I have a new Roamio Basic. I initialized it with no problem with the original drive. I them removed the original drive and replaced it with a WD AV-GP 3TB drive. Again it initialized fine and showed 477 usable HD hours. Everything seemed fine.

I started loading it with saved videos from another TiVo via pyTivo.

Everything looked fine until I noticed that after a while, no matter how many videos I transferred, I could never store more more than about 59% of the drive (which I presume is 2TB)

The oldest video is deleted without warning. (None of the videos are eligible for deletion. All "blue dot") It appears that some of the software thinks its a 3TB disk and some a 2TB disk.

I've rebooted, tried kick starting 57, 58, 67 and 54, tried transferring files from another TiVo Roamio instead of pyTivo. Nothing seems to get me past the 2TB mark.


System Information currently shows:

Software Version: 20.4.6a.RC1-USA-6-846-INIT
Recording Capacity up to 477 HD Hours
Free Disk space: up to 192 HD Hours

Possibly, but unlikely relevant: I have not yet installed the cable cards.

I've upgraded 2 Series 3 and 2 HD to larger drives the "hard way". I was looking forward to this new and improved "just drop in a new drive" upgrade.

I also have an unmodified Roamio Pro and Premier XL4 and a couple of minis.

Any suggestions would be appreciated.


----------



## telemark (Nov 12, 2013)

If you have a PC, you could check that the drive is the right sector count and that it was formatted correctly.

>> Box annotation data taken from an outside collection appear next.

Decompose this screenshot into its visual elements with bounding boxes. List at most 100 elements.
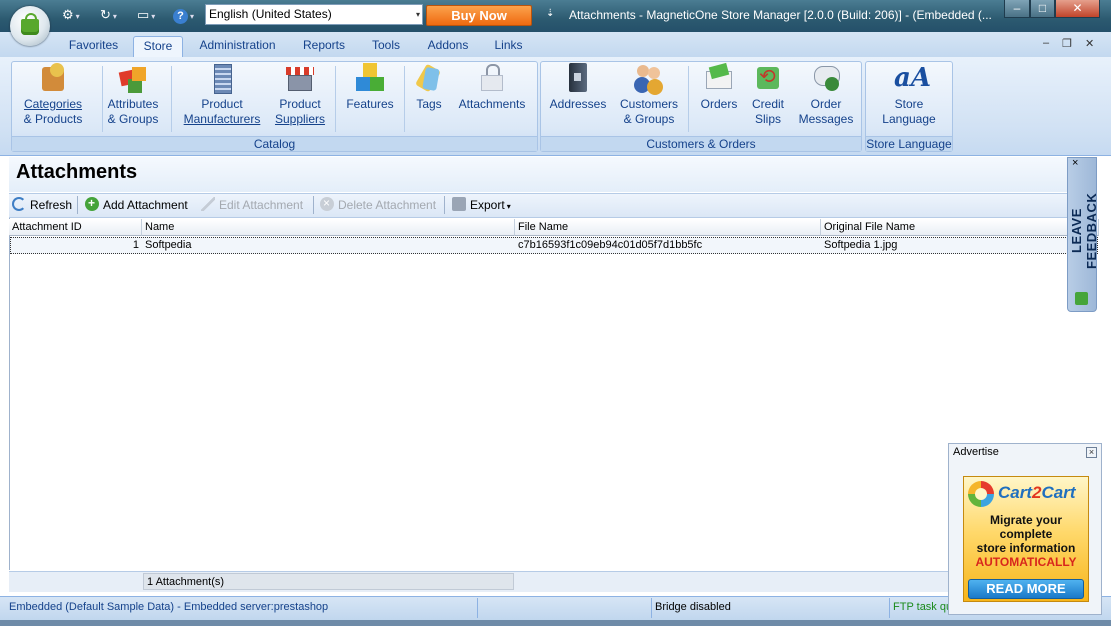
ribbon-button-attributes-groups[interactable]: Attributes & Groups — [103, 63, 163, 127]
ad-text-line: complete — [999, 527, 1053, 541]
ribbon-button-attachments[interactable]: Attachments — [455, 63, 529, 112]
box-icon — [38, 63, 68, 93]
bag-icon-body — [21, 19, 39, 35]
edit-attachment-button[interactable]: Edit Attachment — [201, 197, 303, 213]
ribbon-button-store-language[interactable]: aA Store Language — [875, 63, 943, 127]
minimize-button[interactable]: – — [1004, 0, 1030, 18]
ribbon-button-order-messages[interactable]: Order Messages — [796, 63, 856, 127]
tab-administration[interactable]: Administration — [190, 36, 285, 57]
record-count: 1 Attachment(s) — [143, 573, 514, 590]
add-attachment-button[interactable]: Add Attachment — [85, 195, 188, 213]
mdi-minimize-button[interactable]: – — [1043, 37, 1049, 49]
delete-icon — [320, 195, 334, 211]
tab-reports[interactable]: Reports — [294, 36, 354, 57]
chevron-down-icon: ▾ — [190, 12, 195, 21]
feedback-icon — [1075, 292, 1088, 305]
tab-addons[interactable]: Addons — [418, 36, 478, 57]
chevron-down-icon: ▾ — [151, 12, 156, 21]
column-header-attachment-id[interactable]: Attachment ID — [9, 219, 142, 236]
ribbon-button-credit-slips[interactable]: Credit Slips — [746, 63, 790, 127]
cell-name: Softpedia — [145, 239, 192, 251]
ribbon-group-label: Customers & Orders — [541, 136, 861, 151]
toolbar-separator — [313, 196, 314, 214]
mdi-restore-button[interactable]: ❐ — [1062, 37, 1072, 50]
maximize-button[interactable]: □ — [1030, 0, 1055, 18]
ribbon-button-tags[interactable]: Tags — [410, 63, 448, 112]
ad-text-line: AUTOMATICALLY — [975, 555, 1077, 569]
ribbon-button-features[interactable]: Features — [343, 63, 397, 112]
window-title: Attachments - MagneticOne Store Manager … — [569, 8, 992, 22]
gear-icon: ⚙ — [62, 7, 74, 22]
language-select[interactable]: English (United States) ▾ — [205, 4, 423, 25]
ribbon-button-categories-products[interactable]: Categories & Products — [20, 63, 86, 127]
buy-now-button[interactable]: Buy Now — [426, 5, 532, 26]
tab-tools[interactable]: Tools — [362, 36, 410, 57]
windows-quick-button[interactable]: ▭ ▾ — [137, 6, 155, 24]
status-separator — [477, 598, 478, 618]
ribbon-separator — [404, 66, 405, 132]
status-bridge: Bridge disabled — [655, 601, 731, 613]
column-header-name[interactable]: Name — [142, 219, 515, 236]
ribbon-button-customers-groups[interactable]: Customers & Groups — [615, 63, 683, 127]
settings-quick-button[interactable]: ⚙ ▾ — [62, 6, 80, 24]
ribbon-button-product-suppliers[interactable]: Product Suppliers — [270, 63, 330, 127]
page-title: Attachments — [16, 161, 138, 183]
ribbon-group-label: Store Language — [866, 136, 952, 151]
language-select-value: English (United States) — [209, 7, 332, 21]
tab-store[interactable]: Store — [133, 36, 183, 57]
tags-icon — [414, 63, 444, 93]
cell-original-file-name: Softpedia 1.jpg — [824, 239, 898, 251]
window-bottom-edge — [0, 620, 1111, 626]
chevron-down-icon: ▾ — [75, 12, 80, 21]
app-menu-button[interactable] — [10, 6, 50, 46]
chevron-down-icon: ▾ — [415, 10, 420, 19]
ribbon-button-orders[interactable]: Orders — [697, 63, 741, 112]
cart2cart-logo: Cart2Cart — [998, 483, 1076, 502]
ribbon-button-addresses[interactable]: Addresses — [547, 63, 609, 112]
ribbon-separator — [335, 66, 336, 132]
people-icon — [634, 63, 664, 93]
credit-slip-icon — [753, 63, 783, 93]
toolbar-separator — [444, 196, 445, 214]
refresh-button[interactable]: Refresh — [12, 197, 72, 213]
column-header-file-name[interactable]: File Name — [515, 219, 821, 236]
blocks-icon — [118, 63, 148, 93]
cell-file-name: c7b16593f1c09eb94c01d05f7d1bb5fc — [518, 239, 703, 251]
attachments-grid[interactable] — [9, 218, 1100, 570]
status-separator — [889, 598, 890, 618]
cell-attachment-id: 1 — [132, 239, 139, 251]
feedback-close-button[interactable]: × — [1072, 157, 1078, 169]
status-connection: Embedded (Default Sample Data) - Embedde… — [9, 601, 329, 613]
help-quick-button[interactable]: ? ▾ — [173, 6, 194, 24]
column-header-original-file-name[interactable]: Original File Name — [821, 219, 1099, 236]
paperclip-icon — [477, 63, 507, 93]
mdi-close-button[interactable]: ✕ — [1085, 37, 1094, 50]
tab-favorites[interactable]: Favorites — [60, 36, 127, 57]
export-button[interactable]: Export ▾ — [452, 197, 511, 213]
ribbon-separator — [688, 66, 689, 132]
status-ftp: FTP task qu — [893, 601, 953, 613]
windows-icon: ▭ — [137, 7, 150, 22]
tab-links[interactable]: Links — [486, 36, 531, 57]
help-icon: ? — [173, 9, 188, 24]
building-icon — [207, 63, 237, 94]
delete-attachment-button[interactable]: Delete Attachment — [320, 195, 436, 213]
pencil-icon — [201, 197, 215, 211]
ribbon-button-product-manufacturers[interactable]: Product Manufacturers — [180, 63, 264, 127]
language-icon: aA — [894, 63, 932, 93]
ad-text-line: store information — [976, 541, 1076, 555]
printer-icon — [452, 197, 466, 211]
sync-quick-button[interactable]: ↻ ▾ — [100, 6, 117, 24]
chevron-down-icon: ▾ — [506, 202, 511, 211]
quick-access-customize-icon[interactable]: ⇣ — [546, 8, 554, 19]
advertise-close-button[interactable]: × — [1086, 447, 1097, 458]
orders-envelope-icon — [704, 63, 734, 93]
leave-feedback-label: LEAVE FEEDBACK — [1069, 192, 1099, 270]
message-icon — [811, 63, 841, 93]
ad-text-line: Migrate your — [989, 513, 1062, 527]
close-button[interactable]: ✕ — [1055, 0, 1100, 18]
shop-icon — [285, 63, 315, 93]
read-more-button[interactable]: READ MORE — [968, 579, 1084, 599]
refresh-icon — [12, 197, 26, 211]
status-separator — [651, 598, 652, 618]
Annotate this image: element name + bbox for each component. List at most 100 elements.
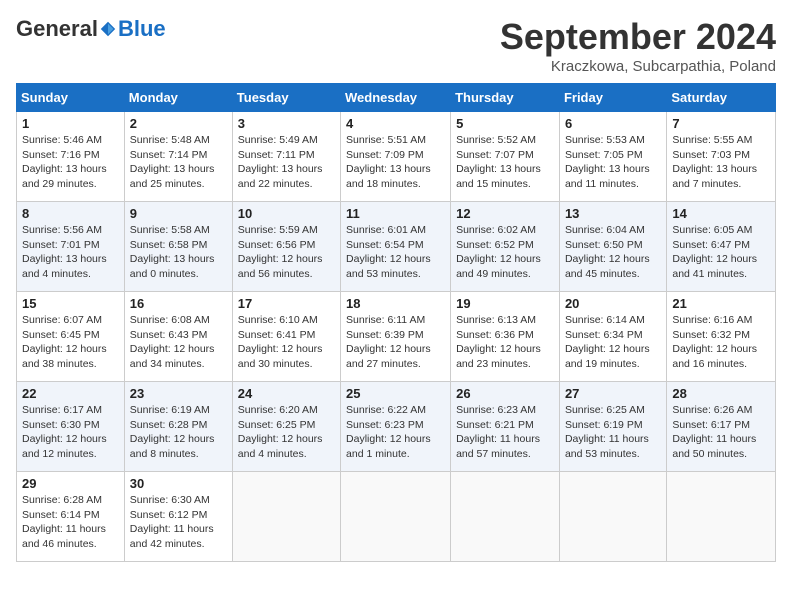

Also since 20.4.7 is out, you might wait for that and start over with the drive blanked.


----------



## rick_adams (Dec 19, 2004)

Thank you for your thoughts. The disk was indeed fine.

I figured it out last night and was about to post my answer.

I finally decided that I had nothing to lose, so I tried kickstart 50, which is listed as "wipe db". I could find no other references to what it did, so was reluctant to try it, but since my alternative was to wipe the disk and start over, I had nothing to lose.

kickstart 50 initializes several of the databases, but stops short of a guided setup.

It DID fix my problem. The disk was indeed full and whatever counter thought it was not full was reset by the process. Immediately after the kickstart 50, I was at 477 HD Capacity and Free disk space of zero. Things now work as expected (delete, transfer, etc)

i don't know what caused the problem, but this fixed it.

Side effects noticed with running kickstart 50:

all of the programs on the disk changed from blue or yellow dot to green dot (keep until I delete) Strange.

all of the channels I had unchecked on the Channel list as do not receive were changed back to checked (receive)

The program guide vanished. In fact, the first thing on reboot was a request to contact TiVo and reload the program guide. I'm not sure what was reloaded, but it went MUCH faster than a typical full load of the program guide.

So don't fear kickstart 50. It might help and if it doesnt, it doesn't seem to do any damage


----------



## lessd (Jan 23, 2005)

Has anybody been told by a TiVo CSR to ever use any Kickstart code(s) when they report a problem, I never heard of TiVo telling anybody to use the codes, so I wonder why they even have them.


----------